About Me

Feel free to contact me, I'm friendly :).

AI

I am interested in how AI systems can reason more reliably (one of the main issues with LLMs).

I have some notes on the more classical side of AI/automated reasoning.

Some of my biases

  1. Compared to most AI researchers, I'm not very bullish on LLMs, even with enhancements like CoT. I think (as of mid 2024) we have already seen most of the use cases we are going to get out of them—generally (1) things like search and summarization where a high error rate is tolerable, (2) domains that are highly rote (e.g. standardized tests, boilerplate code, front line customer support), or (3) things that were already doable with ML but are now easier because they can be achieved just by prompting. But I'm only ~80% confident of the above, and even if I'm right, there could still be other architectures inspired by or built on LLMs that might fare better.
  2. I think GOFAI—things like logic and heuristic search—is underestimated.
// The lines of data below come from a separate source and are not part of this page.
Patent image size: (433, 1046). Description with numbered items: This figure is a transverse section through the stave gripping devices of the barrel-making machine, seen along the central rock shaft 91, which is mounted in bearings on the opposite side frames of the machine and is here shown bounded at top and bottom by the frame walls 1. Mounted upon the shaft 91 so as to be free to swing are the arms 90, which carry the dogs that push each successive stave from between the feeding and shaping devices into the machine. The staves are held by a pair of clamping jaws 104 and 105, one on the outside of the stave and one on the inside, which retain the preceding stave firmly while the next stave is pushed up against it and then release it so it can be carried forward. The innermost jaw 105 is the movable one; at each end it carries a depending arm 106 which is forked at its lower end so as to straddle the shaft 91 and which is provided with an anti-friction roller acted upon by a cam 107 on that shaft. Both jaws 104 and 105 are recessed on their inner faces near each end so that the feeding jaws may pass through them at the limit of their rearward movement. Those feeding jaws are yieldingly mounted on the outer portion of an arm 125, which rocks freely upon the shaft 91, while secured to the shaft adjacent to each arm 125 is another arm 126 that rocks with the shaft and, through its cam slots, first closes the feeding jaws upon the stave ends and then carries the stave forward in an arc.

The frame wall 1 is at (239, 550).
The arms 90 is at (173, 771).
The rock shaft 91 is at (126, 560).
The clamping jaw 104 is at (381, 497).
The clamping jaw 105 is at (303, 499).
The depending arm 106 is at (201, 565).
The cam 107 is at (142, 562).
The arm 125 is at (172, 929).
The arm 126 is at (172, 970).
That body of scholarship always had its problems, especially around knowledge acquisition and representation of uncertainty, but there was also something right about it: it is interpretable and it directly captures desirable invariants (e.g. in formal logic you always have modus ponens available, as you should; by contrast an LLM might neglect to apply, or misapply, modus ponens based on any number of inscrutable contextual factors).
  3. I think psychology and linguistics are also underestimated sources of inspiration for AI.
  4. I think often in AI we try to run before we can walk—that is, to attack complex problems when we can't even solve simple ones. It's no mystery why: a 50% solution to a real business problem can be a lot more economically valuable than a 100% solution to a toy problem. But the latter may be what is needed to advance scientifically. For this reason I think projects like the ARC Prize are valuable.

Random info

From Boston, now in SoCal. In my free time I dabble in various things such as ultimate, pickleball, piano, and Japanese. I've written some notes on math contests (from long ago when I taught that material), accounting, and motivation/procrastination.